É difícil estimar quanta renda está no setor informal e é sonegada, então não sabemos exatamente quanto ganham os 5% ou 10% mais ricos. Ainda assim, a implicação dos dados é inescapável: a chamada classe média é a real classe alta.

Sindicatos de trabalhadores que ganham R$ 5 mil ou R$ 10 mil visam defender os direitos de seus associados, que estão dentre os 10% mais ricos. Não há nada errado com isso, em princípio.
Partidos políticos podem escolher defender essa chamada classe média, mas não me venham com discursos inflamados sobre os ricos e poderosos, não se coloquem como os guardiões dos mais pobres. Isso seria ignorância ou hipocrisia.

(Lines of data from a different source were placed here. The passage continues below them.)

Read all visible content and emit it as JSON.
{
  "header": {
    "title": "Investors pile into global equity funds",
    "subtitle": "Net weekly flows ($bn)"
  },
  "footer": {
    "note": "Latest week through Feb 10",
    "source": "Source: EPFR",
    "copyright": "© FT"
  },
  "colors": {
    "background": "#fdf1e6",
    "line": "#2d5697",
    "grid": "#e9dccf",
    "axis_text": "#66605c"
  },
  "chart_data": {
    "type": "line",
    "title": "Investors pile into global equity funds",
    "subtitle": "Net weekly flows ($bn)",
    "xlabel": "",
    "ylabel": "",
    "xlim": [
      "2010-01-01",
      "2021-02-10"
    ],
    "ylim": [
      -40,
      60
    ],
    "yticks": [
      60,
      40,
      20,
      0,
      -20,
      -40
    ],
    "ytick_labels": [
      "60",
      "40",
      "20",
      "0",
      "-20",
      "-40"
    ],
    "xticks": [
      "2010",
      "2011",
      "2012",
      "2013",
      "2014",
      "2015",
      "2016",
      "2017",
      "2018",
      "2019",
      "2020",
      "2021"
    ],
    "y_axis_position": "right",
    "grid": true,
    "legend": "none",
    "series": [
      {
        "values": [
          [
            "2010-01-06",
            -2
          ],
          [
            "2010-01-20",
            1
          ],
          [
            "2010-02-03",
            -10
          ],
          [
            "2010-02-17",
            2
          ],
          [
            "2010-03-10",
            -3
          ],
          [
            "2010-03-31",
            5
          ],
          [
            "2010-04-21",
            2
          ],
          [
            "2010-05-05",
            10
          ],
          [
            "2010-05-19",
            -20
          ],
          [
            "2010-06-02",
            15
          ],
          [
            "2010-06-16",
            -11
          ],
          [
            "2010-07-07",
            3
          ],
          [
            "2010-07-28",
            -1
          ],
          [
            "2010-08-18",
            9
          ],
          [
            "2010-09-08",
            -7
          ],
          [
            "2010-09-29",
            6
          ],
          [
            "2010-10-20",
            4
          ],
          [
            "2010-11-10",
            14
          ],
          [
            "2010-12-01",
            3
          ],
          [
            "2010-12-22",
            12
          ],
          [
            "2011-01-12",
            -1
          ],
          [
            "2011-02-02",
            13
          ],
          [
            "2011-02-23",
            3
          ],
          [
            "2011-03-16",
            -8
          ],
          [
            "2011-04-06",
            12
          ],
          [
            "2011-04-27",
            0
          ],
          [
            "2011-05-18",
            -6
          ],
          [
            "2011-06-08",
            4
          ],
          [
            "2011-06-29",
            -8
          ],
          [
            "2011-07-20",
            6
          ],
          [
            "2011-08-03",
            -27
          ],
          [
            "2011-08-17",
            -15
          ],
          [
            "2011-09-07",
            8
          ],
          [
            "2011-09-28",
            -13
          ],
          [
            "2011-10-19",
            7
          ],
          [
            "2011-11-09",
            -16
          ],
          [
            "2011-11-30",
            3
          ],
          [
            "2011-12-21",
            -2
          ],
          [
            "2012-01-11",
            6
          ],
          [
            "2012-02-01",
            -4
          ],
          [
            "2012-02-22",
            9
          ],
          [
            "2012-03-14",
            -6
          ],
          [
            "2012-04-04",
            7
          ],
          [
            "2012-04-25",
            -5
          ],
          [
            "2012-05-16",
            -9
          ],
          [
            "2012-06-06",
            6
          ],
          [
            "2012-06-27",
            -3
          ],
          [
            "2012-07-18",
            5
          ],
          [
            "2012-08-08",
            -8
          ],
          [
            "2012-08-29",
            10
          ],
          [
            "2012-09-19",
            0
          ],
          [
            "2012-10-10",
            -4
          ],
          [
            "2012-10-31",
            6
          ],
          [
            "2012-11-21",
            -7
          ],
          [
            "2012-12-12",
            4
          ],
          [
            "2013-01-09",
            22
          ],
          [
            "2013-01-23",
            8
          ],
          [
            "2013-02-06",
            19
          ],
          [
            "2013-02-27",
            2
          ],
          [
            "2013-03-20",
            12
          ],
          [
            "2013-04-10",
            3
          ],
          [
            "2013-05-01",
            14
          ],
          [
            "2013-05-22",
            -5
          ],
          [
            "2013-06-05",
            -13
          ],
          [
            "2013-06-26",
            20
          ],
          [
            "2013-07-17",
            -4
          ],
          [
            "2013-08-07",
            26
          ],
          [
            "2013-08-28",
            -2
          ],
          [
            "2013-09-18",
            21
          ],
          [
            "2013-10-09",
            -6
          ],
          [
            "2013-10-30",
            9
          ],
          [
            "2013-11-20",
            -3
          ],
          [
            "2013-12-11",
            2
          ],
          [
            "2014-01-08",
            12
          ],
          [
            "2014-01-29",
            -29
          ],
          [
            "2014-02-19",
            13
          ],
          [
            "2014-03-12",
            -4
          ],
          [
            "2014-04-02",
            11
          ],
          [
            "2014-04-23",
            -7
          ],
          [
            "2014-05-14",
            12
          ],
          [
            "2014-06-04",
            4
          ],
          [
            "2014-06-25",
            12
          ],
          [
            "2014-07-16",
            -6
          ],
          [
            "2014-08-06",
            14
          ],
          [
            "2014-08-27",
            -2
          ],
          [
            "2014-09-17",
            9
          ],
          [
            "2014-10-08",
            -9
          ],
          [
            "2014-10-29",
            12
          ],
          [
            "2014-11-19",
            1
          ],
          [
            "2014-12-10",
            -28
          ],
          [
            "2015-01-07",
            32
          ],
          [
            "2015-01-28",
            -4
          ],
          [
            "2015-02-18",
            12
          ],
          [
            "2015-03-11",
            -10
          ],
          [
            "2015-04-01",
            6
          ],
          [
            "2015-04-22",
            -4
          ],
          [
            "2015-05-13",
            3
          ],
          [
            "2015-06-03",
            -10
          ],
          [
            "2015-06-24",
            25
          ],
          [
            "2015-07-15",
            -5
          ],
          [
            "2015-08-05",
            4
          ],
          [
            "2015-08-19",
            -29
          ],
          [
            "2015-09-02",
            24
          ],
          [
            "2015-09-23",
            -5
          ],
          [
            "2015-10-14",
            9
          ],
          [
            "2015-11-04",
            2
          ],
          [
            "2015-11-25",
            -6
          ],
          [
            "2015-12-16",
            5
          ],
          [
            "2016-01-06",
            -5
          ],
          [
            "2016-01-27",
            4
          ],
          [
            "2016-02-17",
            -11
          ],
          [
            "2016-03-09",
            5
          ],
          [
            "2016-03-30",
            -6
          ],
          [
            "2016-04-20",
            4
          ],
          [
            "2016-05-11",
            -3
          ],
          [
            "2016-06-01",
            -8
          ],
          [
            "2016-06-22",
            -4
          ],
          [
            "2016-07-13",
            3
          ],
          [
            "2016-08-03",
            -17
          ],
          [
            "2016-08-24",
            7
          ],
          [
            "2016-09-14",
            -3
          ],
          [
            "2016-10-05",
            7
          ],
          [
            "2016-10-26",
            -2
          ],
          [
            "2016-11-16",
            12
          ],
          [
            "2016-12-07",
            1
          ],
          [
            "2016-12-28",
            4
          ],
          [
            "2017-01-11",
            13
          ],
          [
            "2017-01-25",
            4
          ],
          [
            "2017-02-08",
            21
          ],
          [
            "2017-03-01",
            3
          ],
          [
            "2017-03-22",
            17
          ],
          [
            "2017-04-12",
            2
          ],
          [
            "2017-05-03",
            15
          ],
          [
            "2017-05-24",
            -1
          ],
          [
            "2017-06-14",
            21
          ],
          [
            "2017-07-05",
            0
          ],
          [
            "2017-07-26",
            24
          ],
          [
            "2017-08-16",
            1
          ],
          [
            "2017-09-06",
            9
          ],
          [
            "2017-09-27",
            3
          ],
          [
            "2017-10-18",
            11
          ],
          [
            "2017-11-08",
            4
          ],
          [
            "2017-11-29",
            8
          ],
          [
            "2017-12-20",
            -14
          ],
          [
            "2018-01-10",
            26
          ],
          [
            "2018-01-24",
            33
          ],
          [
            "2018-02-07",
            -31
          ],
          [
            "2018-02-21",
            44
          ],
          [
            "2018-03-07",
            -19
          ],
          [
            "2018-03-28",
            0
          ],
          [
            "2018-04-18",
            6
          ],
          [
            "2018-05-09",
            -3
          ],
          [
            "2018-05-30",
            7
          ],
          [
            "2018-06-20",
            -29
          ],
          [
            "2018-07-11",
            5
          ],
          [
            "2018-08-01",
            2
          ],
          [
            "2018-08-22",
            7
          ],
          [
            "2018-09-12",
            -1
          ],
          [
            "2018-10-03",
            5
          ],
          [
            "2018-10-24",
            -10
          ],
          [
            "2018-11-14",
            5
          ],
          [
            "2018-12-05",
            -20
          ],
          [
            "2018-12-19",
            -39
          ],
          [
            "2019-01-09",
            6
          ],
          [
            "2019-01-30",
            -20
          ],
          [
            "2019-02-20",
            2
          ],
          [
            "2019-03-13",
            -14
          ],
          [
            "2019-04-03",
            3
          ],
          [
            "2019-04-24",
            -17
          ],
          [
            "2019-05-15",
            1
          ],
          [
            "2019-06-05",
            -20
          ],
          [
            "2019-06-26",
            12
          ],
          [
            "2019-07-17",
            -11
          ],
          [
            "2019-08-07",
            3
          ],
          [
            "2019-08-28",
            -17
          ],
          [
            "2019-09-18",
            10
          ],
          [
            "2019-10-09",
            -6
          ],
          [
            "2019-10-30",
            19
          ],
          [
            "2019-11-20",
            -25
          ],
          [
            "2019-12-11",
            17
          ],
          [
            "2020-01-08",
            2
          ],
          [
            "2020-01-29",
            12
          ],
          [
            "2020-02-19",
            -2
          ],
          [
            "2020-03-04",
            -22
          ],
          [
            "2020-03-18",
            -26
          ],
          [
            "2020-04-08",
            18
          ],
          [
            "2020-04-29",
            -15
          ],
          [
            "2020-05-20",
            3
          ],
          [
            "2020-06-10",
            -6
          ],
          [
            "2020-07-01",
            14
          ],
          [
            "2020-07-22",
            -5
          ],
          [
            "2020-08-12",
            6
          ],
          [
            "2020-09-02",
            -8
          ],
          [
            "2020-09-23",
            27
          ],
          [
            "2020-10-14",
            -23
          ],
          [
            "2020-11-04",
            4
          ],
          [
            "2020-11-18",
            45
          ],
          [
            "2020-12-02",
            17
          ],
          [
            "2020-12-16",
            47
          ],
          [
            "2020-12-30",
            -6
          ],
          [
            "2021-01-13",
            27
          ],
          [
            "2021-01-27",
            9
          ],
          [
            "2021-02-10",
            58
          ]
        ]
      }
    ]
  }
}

Na campanha para a eleição de 2001 no Reino Unido, Tony Blair disse: “justiça para mim está concentrada em levantar a renda daqueles que não tem uma renda decente. Não é minha ambição assegurar que David Beckham ganhe menos dinheiro”.

Eu concordo plenamente.

Contudo, hoje em dia, está na moda falar sobre a renda dos 0,1% mais ricos. Nada contra olhar para esses dados, mas o foco pode acabar criando uma falsa sensação de que os ricos são os outros, quando os ricos somos (muitos de) nós.

Isso não gera apenas conversas bizarras em rodas de amigos da chamada classe média. Gera, também, propostas de políticas públicas concentradoras de renda em nome da “justiça social”.

Referências:

– A proposta com a nova tabela de alíquotas do IR está no site do PT. As alíquotas marginais de acordo com a proposta são maiores para aqueles que têm renda superior a R$ 27 mil, mas o percentual efetivamente pago só é maior para quem ganha mais que R$ 115 mil mensais.

– Os dados do IBGE estão aqui, mas parecem subestimar a renda dos mais ricos. Os dados da receita federal (aqui) fornecem uma indicação mais próxima da renda das pessoas.

– A citação à frase de Tony Blair está no artigo “Spend it like Beckham? Inequality and redistribution in the UK”, de Andreas Georgiades e Alan Manning, Public Choice (2012), 151: 537-563.
Detalhe:

– Outras mudanças no imposto de renda, além da mudança na tabela, seriam necessárias para que mais que 0,01% da população passasse a pagar mais impostos com a reforma tributária proposta. Uma reforma tributária mais ampla que mexesse nesse ponto seria muito bem vinda, mas esse é assunto para outro post.